Morgens um drei

Morgens um drei kann’s auch schön sein. Draußen. In der Aue, die aus Tal besteht, ist niemand unterwegs. Kein Radfahrer auf dem Fußweg. Kein Obdachlosen-Quintett auf dem Bänkle. Kein Jogger in Leucht-Klamotten.
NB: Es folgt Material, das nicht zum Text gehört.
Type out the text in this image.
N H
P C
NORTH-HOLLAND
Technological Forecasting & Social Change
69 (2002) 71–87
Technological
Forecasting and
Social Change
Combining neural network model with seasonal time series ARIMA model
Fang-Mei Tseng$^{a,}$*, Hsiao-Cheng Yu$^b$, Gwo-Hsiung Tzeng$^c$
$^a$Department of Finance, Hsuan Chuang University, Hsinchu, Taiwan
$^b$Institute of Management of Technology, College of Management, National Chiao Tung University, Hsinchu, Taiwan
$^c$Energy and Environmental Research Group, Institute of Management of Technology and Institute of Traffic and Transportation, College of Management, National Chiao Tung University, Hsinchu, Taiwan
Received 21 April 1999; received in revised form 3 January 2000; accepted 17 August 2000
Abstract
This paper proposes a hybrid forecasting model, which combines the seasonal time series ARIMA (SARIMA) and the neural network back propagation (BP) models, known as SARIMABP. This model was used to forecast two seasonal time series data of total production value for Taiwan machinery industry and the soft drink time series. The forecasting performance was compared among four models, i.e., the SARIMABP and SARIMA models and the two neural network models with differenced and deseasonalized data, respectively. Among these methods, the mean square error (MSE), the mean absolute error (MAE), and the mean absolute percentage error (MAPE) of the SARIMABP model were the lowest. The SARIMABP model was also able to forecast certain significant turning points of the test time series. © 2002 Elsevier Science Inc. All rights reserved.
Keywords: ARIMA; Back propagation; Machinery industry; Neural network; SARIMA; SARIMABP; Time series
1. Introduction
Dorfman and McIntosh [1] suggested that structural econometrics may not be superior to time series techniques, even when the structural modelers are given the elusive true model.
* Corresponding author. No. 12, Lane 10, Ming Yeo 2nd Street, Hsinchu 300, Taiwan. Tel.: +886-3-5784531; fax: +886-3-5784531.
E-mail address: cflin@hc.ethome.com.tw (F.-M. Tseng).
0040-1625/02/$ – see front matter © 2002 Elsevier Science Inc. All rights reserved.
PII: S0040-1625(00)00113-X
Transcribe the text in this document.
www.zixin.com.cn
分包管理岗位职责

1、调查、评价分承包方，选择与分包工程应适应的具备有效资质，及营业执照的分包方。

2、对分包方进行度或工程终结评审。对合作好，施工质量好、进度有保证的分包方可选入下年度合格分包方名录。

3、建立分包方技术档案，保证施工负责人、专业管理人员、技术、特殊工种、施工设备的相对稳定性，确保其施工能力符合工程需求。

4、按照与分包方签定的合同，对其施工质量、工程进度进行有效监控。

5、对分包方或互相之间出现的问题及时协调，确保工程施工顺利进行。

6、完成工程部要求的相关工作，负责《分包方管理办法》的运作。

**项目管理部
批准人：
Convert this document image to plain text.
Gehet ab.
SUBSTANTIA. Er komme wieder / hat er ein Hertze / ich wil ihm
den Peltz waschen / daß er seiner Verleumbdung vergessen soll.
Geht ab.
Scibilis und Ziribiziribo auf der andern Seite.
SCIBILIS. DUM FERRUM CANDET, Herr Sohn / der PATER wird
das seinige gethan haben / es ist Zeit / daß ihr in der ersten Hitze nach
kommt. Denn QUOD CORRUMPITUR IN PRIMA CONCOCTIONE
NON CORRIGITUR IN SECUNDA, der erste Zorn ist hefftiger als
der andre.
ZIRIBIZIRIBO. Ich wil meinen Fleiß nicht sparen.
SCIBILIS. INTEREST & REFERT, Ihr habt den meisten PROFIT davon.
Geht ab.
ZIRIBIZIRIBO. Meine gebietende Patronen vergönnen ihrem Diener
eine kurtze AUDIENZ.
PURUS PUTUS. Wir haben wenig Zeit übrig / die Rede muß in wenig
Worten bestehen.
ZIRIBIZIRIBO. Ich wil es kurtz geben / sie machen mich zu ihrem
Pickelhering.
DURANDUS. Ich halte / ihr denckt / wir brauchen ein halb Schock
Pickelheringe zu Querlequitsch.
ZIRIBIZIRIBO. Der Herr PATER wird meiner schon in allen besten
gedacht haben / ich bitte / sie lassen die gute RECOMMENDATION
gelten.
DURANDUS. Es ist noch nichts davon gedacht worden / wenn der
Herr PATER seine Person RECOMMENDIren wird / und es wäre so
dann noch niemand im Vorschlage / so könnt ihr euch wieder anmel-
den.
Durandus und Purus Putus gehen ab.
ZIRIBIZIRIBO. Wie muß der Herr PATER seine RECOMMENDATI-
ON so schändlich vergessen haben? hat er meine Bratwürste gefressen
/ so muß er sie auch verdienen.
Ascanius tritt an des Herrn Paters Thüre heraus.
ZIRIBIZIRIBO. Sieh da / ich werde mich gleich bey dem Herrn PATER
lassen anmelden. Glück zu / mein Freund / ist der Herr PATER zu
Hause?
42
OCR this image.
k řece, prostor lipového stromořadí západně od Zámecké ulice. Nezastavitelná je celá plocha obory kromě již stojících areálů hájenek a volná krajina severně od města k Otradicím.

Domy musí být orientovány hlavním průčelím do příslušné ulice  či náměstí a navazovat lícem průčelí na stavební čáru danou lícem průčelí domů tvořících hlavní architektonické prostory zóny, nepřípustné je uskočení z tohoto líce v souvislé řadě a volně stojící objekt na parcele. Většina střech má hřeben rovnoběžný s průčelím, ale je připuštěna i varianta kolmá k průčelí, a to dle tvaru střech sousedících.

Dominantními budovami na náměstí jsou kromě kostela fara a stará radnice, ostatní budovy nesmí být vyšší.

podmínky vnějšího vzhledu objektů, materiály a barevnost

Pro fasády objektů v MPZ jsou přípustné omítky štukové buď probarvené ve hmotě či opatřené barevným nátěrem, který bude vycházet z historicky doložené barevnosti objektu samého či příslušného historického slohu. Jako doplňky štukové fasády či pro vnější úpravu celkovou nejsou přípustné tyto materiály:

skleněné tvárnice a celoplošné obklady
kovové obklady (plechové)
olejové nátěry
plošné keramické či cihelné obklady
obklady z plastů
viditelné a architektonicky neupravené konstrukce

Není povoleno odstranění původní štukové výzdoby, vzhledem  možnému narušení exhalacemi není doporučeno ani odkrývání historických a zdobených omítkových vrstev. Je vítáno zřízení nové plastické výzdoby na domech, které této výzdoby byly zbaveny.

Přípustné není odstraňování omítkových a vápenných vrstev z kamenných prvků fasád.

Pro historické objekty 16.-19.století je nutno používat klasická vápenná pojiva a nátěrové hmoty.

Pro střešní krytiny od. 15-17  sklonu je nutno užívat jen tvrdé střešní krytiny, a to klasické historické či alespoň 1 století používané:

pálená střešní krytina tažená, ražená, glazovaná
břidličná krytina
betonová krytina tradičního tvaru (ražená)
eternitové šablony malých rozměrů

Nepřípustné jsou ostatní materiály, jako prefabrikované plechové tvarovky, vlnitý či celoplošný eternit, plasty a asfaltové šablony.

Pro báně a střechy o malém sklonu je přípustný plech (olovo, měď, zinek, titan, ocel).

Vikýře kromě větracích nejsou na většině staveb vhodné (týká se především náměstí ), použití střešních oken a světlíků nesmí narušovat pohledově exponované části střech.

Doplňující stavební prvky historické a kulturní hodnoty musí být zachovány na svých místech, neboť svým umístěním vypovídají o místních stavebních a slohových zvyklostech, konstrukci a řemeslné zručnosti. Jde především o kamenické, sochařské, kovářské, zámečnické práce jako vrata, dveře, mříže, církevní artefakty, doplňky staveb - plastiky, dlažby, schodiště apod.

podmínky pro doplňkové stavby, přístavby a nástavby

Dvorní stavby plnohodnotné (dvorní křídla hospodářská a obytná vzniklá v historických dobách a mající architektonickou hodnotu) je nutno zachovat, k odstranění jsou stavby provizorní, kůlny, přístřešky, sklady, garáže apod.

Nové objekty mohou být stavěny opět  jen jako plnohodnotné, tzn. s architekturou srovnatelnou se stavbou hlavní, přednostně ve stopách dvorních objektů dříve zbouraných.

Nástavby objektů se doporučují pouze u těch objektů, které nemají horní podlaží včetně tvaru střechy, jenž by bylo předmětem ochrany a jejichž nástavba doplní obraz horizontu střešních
Die Luft ist zum abbeißen. Auf den herbstlichen Rest-Blättern der Bäume trollen sich Tautropfen. Vermutlich. Sehen kannst du sie nicht, morgens um drei ist es dunkel.

Auf dem Vierspurer, dem täglich ein paar zig-tausend Reifen den Belag abfahren, sind Autos nur in der Regelmäßigkeit des Gelegentlichen unterwegs. Fast scheint’s, sie flüsterten.

Der Wirt des Imbiss‘ gegenüber schließt morgens um drei. Aufstuhlen, durchwischen, abrechnen. Dann ist Feierabend.

Vereinzelt brennt noch Licht. Was die wohl nicht schlafen lässt?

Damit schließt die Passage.